The looming specter of American tariffs has ignited fresh urgency in Canada’s economic policy circles, with the Bank of Canada Governor offering his most direct guidance yet on insulating the Canadian economy from volatile trade relationships.
During testimony to the Senate banking committee yesterday, Tiff Macklem emphasized that Canada must accelerate efforts to build commercial relationships beyond its traditional American market dependence. “The United States is always going to be our largest trading partner given geography, given history, given the integration of our economies,” Macklem acknowledged. “But diversification of our trading relationships can help build resilience.”
The governor’s comments reflect growing concern about Canada’s vulnerability to U.S. trade policy shifts. With approximately 75% of Canadian exports heading south across the border, the prospect of Donald Trump’s promised 10% blanket tariff on Canadian goods has sent economists scrambling to model potential impacts.
I’ve spent the past week speaking with trade specialists in Ottawa and Washington about the practical implications of Macklem’s recommendation. The consensus view suggests that while diversification sounds straightforward in theory, the implementation poses significant challenges.
“Canada has been talking about trade diversification since the 1970s,” explains Meredith Lilly, former trade advisor to Prime Minister Stephen Harper and current Simon Reisman Chair at Carleton University. “The problem isn’t lack of awareness – it’s that geographic proximity and integrated supply chains create powerful economic gravity that’s difficult to overcome.”
Indeed, Statistics Canada data reveals that despite numerous free trade agreements with Europe, Pacific nations, and elsewhere, the percentage of exports going to non-U.S. markets has increased only marginally over the past decade. This reality underscores the substantial barriers to meaningful diversification.
The Bank of Canada’s economic modeling suggests even modest U.S. tariffs could significantly impact Canadian growth. Their analysis indicates that a 10% tariff on Canadian exports would reduce domestic GDP by approximately 0.8 to 1.2 percentage points over the first year – a substantial hit for an economy already struggling with sluggish productivity.
When pressed by senators about specific sectors most capable of diversification, Macklem pointed to several promising areas. “Services, particularly digital services, face fewer geographic constraints,” he noted. “Similarly, high-value manufactured goods where transportation costs represent a smaller percentage of overall value could more easily access distant markets.”
From Brussels, where I attended EU-Canada trade consultations last month, European officials expressed receptiveness to deepening commercial ties but highlighted persistent challenges. “We’ve seen limited uptake of CETA opportunities by Canadian businesses,” one senior EU trade official told me, speaking on background. “The agreement created potential, but realizing it requires businesses to actively develop market knowledge and relationships.”

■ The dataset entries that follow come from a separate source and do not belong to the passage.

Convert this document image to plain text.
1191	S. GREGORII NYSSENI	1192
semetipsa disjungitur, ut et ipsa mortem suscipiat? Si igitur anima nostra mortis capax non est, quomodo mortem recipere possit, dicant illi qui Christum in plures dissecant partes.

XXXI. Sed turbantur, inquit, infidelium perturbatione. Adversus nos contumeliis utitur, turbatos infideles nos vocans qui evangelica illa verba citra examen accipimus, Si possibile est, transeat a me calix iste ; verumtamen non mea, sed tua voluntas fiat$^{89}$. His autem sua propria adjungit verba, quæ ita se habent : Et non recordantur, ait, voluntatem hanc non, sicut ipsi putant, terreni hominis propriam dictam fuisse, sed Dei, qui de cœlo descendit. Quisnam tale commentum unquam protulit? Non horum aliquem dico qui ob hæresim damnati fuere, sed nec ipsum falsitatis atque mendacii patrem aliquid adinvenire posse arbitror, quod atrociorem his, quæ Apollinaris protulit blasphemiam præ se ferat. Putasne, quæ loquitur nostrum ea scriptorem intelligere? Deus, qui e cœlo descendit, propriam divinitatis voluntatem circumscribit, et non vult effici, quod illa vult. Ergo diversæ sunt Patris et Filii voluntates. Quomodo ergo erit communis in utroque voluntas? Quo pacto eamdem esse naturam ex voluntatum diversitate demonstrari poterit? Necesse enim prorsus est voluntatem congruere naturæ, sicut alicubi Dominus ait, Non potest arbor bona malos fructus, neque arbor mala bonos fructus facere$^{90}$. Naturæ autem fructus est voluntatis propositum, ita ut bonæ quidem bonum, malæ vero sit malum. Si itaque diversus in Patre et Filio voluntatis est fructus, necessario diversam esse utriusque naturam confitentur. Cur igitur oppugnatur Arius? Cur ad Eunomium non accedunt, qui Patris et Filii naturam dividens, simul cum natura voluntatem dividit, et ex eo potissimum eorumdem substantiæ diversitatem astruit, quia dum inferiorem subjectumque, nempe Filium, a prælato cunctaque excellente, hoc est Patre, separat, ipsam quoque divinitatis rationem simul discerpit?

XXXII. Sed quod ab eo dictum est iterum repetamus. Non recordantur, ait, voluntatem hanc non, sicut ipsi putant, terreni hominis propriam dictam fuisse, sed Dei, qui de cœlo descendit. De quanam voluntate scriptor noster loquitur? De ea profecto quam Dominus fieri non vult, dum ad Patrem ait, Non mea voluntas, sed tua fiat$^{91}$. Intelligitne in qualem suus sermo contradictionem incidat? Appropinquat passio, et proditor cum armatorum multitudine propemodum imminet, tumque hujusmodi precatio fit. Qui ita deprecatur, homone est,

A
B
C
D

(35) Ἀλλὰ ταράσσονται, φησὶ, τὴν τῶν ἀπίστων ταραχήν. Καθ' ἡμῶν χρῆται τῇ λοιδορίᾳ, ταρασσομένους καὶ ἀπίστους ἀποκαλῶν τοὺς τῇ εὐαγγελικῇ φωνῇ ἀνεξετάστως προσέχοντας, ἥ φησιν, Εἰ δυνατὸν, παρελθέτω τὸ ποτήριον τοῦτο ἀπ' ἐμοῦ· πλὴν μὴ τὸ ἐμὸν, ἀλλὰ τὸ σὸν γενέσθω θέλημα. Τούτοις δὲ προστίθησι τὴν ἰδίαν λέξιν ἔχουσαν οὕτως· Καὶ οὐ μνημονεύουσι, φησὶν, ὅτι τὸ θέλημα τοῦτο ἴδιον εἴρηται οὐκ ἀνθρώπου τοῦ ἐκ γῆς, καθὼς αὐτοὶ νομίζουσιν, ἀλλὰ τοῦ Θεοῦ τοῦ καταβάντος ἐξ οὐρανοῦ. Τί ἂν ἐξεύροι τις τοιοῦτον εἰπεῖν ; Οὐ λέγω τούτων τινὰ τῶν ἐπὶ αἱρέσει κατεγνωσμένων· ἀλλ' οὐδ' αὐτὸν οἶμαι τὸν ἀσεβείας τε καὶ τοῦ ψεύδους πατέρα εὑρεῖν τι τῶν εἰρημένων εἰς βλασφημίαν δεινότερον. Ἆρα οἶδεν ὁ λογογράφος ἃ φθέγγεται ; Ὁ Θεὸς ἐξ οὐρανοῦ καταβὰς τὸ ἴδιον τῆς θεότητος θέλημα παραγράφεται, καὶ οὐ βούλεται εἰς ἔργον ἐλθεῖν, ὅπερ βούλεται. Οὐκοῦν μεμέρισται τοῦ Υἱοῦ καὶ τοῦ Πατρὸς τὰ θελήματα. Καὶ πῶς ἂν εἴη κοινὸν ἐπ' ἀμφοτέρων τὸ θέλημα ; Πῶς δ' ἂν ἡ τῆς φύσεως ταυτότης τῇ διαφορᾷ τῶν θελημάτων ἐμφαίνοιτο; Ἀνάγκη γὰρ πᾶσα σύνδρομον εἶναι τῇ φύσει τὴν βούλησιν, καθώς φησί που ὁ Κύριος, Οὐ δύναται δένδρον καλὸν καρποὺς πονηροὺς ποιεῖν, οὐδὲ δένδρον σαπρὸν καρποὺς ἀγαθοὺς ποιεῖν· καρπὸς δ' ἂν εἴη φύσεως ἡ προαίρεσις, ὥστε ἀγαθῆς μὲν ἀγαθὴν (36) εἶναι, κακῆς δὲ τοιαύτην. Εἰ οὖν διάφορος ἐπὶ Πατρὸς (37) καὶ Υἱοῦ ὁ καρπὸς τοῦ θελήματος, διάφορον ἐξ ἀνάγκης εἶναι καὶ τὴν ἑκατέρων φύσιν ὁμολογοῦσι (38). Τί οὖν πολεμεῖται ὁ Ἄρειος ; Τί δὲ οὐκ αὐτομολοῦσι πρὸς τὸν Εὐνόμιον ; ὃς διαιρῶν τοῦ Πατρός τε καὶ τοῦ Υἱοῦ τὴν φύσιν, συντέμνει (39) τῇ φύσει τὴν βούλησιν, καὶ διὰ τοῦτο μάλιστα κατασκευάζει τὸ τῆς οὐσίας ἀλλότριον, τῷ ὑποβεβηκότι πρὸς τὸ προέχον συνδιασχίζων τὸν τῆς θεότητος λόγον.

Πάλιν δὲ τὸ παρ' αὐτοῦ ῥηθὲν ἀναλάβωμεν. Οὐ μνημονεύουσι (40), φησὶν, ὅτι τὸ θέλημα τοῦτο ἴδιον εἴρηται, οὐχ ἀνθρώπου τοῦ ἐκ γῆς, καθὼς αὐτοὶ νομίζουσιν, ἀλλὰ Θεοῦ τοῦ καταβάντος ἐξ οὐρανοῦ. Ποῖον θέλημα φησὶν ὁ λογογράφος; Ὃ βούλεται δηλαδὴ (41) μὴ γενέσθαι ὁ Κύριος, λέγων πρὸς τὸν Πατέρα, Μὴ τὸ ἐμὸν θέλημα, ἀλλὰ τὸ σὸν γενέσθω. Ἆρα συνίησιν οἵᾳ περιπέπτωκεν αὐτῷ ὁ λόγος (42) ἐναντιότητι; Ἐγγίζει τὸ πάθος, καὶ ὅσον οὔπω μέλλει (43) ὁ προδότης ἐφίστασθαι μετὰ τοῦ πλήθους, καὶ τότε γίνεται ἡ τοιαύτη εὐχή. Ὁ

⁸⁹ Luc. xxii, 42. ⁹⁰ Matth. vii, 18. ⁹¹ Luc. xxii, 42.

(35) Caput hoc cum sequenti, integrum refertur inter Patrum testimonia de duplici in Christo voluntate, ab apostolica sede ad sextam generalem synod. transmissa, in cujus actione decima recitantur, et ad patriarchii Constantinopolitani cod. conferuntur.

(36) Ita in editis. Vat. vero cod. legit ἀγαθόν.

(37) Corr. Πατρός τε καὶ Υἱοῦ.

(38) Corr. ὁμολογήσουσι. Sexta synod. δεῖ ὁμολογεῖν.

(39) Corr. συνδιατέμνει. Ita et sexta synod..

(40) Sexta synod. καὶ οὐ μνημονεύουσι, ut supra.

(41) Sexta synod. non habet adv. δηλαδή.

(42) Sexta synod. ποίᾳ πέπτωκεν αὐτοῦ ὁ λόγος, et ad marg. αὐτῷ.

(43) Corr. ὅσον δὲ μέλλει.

The Statistics Canada trade data backs this assessment. Despite the Canada-European Union Comprehensive Economic and Trade Agreement (CETA) being provisionally applied since 2017, Canadian exports to the EU have grown more slowly than overall export growth.
Macklem’s comments align with recommendations from Canada’s business community. Perrin Beatty, president of the Canadian Chamber of Commerce, has been advocating for a more coordinated approach to trade diversification. “We need a whole-of-government strategy that aligns diplomatic resources, export financing, and regulatory harmonization around specific high-potential markets,” Beatty said at a Toronto economic forum last week.
The immediate challenge for policymakers is balancing long-term diversification against potential short-term shocks. The Department of Finance has been quietly developing contingency plans for possible U.S. tariffs, according to two senior officials who requested anonymity to discuss sensitive preparations.
These contingency measures reportedly include targeted support for vulnerable industries, accelerated regulatory approvals for projects that could boost non-U.S. exports, and potential retaliatory tariffs designed to create negotiating leverage.
Visiting automotive parts manufacturers in Windsor last month, I witnessed firsthand the anxiety about potential disruption. “We’ve spent decades optimizing our production for just-in-time delivery across the border,” explained Maria Gonzalez, operations director at a tier-one supplier. “Reorienting to distant markets would require entirely different logistics, inventory management, and product specifications.”
Beyond the economics, trade diversification touches on broader strategic concerns. As geopolitical competition intensifies between major powers, Canada’s heavy economic dependence on a single partner creates vulnerability.
“Economic security increasingly means avoiding excessive concentration risk,” notes Roland Paris, former foreign policy advisor to Prime Minister Justin Trudeau and professor of international affairs at the University of Ottawa. “The challenge is pursuing diversification without appearing to turn away from our most important relationship.”
Macklem’s testimony stopped short of specific policy prescriptions, maintaining the central bank’s traditional independence from direct government advice. However, his emphasis on trade resilience represents a notable evolution in the Bank’s public messaging about economic risks.
Whether Canada can meaningfully diversify its trade remains an open question. Geographic realities and deeply integrated continental supply chains create powerful economic gravity. Yet as political volatility threatens to disrupt long-standing trading patterns, the economic case for developing alternatives grows stronger – regardless of how challenging implementation might prove.